La mise en dialyse n'est qu'une des étapes de l'insuffisance rénale chronique. L'insuffisance rénale se décompose en plusieurs stades, évalués par la clairance de la créatinine. La clairance est une mesure permettant d'évaluer le pouvoir d'élimination, de filtration par les reins d'une substance donnée. La créatinine est produite par l'activité musculaire, un des déchets liés au fonctionnement. Étant stable pour une personne car produit en fonction de la masse musculaire, le calcul de son élimination est un très bon marqueur.

Il existe plusieurs façons de mesurer cette fonction, et les taux obtenus donnent une indication de l'insuffisance rénale. En dessous d'un certain seuil, il sera estimé que le rein ne fait plus son travail d'épuration, de filtration, et il faudra passer à la dialyse, substitut mécanique à la fonction naturelle.
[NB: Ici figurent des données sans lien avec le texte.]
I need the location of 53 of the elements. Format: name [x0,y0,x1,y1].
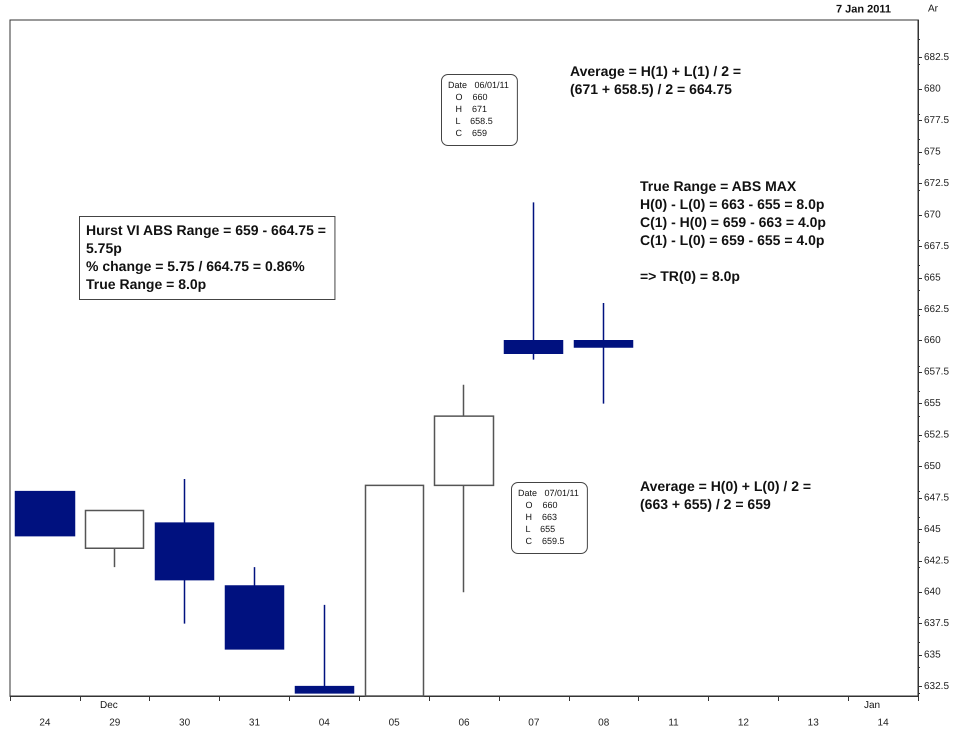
annotation: Date 06/01/11 O 660 H 671 L 658.5 C 659 [448,80,509,138]
y-tick-label: 667.5 [924,240,950,252]
text: True Range = ABS MAX H(0) - L(0) = 663 - 655 = 8.0p C(1) - H(0) = 659 - 663 = 4.0p C(1) - L(0) = 659 - 655 = 4.0p => TR(0) = 8.0p [640,178,826,284]
candlestick [364,484,424,697]
y-tick-label: 645 [924,524,942,535]
candlestick [574,302,634,404]
y-tick-label: 635 [924,650,942,661]
annotation: Date 07/01/11 O 660 H 663 L 655 C 659.5 [518,488,579,546]
y-tick-label: 642.5 [924,555,950,566]
text: Dec [100,700,118,711]
x-tick-label: 08 [598,718,610,728]
y-tick-label: 662.5 [924,304,950,315]
y-tick-label: 680 [924,84,942,95]
y-tick-label: 632.5 [924,681,950,692]
y-tick-label: 672.5 [924,178,950,189]
x-tick-label: 31 [248,718,260,728]
y-tick-label: 647.5 [924,492,950,504]
y-tick-label: 650 [924,460,942,472]
x-tick-label: 24 [39,718,51,728]
x-tick-label: 12 [738,718,750,728]
chart-title: 7 Jan 2011 [836,4,892,16]
candlestick [434,384,494,593]
y-tick-label: 665 [924,272,942,284]
x-tick-label: 14 [878,718,890,728]
candlestick [224,566,284,650]
y-tick-label: 652.5 [924,430,950,441]
annotation: Hurst VI ABS Range = 659 - 664.75 = 5.75p % change = 5.75 / 664.75 = 0.86% True Range = 8.0p [86,222,326,292]
y-tick-label: 640 [924,586,942,598]
y-tick-label: 682.5 [924,52,950,64]
x-tick-label: 06 [458,718,470,728]
y-tick-label: 677.5 [924,115,950,126]
x-tick-label: 30 [179,718,191,728]
text: Jan [864,700,880,711]
annotation: Average = H(1) + L(1) / 2 = (671 + 658.5) / 2 = 664.75 [570,63,742,97]
candlestick [84,510,144,568]
y-axis-title: Ar [928,4,939,14]
y-tick-label: 660 [924,335,942,346]
x-tick-label: 13 [808,718,820,728]
x-tick-label: 07 [528,718,540,728]
y-tick-label: 655 [924,398,942,410]
y-tick-label: 675 [924,146,942,158]
y-tick-label: 670 [924,209,942,220]
annotation: Average = H(0) + L(0) / 2 = (663 + 655) / 2 = 659 [640,478,812,512]
x-tick-label: 29 [109,718,121,728]
candlestick [504,202,564,360]
x-tick-label: 04 [318,718,330,728]
x-tick-label: 05 [388,718,400,728]
y-tick-label: 657.5 [924,366,950,378]
x-tick-label: 11 [668,718,680,728]
candlestick [294,604,354,694]
y-tick-label: 637.5 [924,618,950,630]
candlestick [14,490,76,536]
candlestick [154,478,214,624]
Si le travail a été fait correctement, cet épisode ne doit pas être une surprise. On doit, à tout prix, cherché à limiter l'impact traumatique de l'annonce. Le rein se dégrade lentement, le patient aura donc rencontré plusieurs fois son néphrologue qui lui en aura parlé avant que cela n'arrive. Cependant, dans de rares cas, on voit arriver des patients en urgence avec des œdèmes pulmonaires, et la mise en dialyse est la seule indication possible. Ou alors l'information était incomplète ou mal comprise par le patient.                                                                                                                                                                         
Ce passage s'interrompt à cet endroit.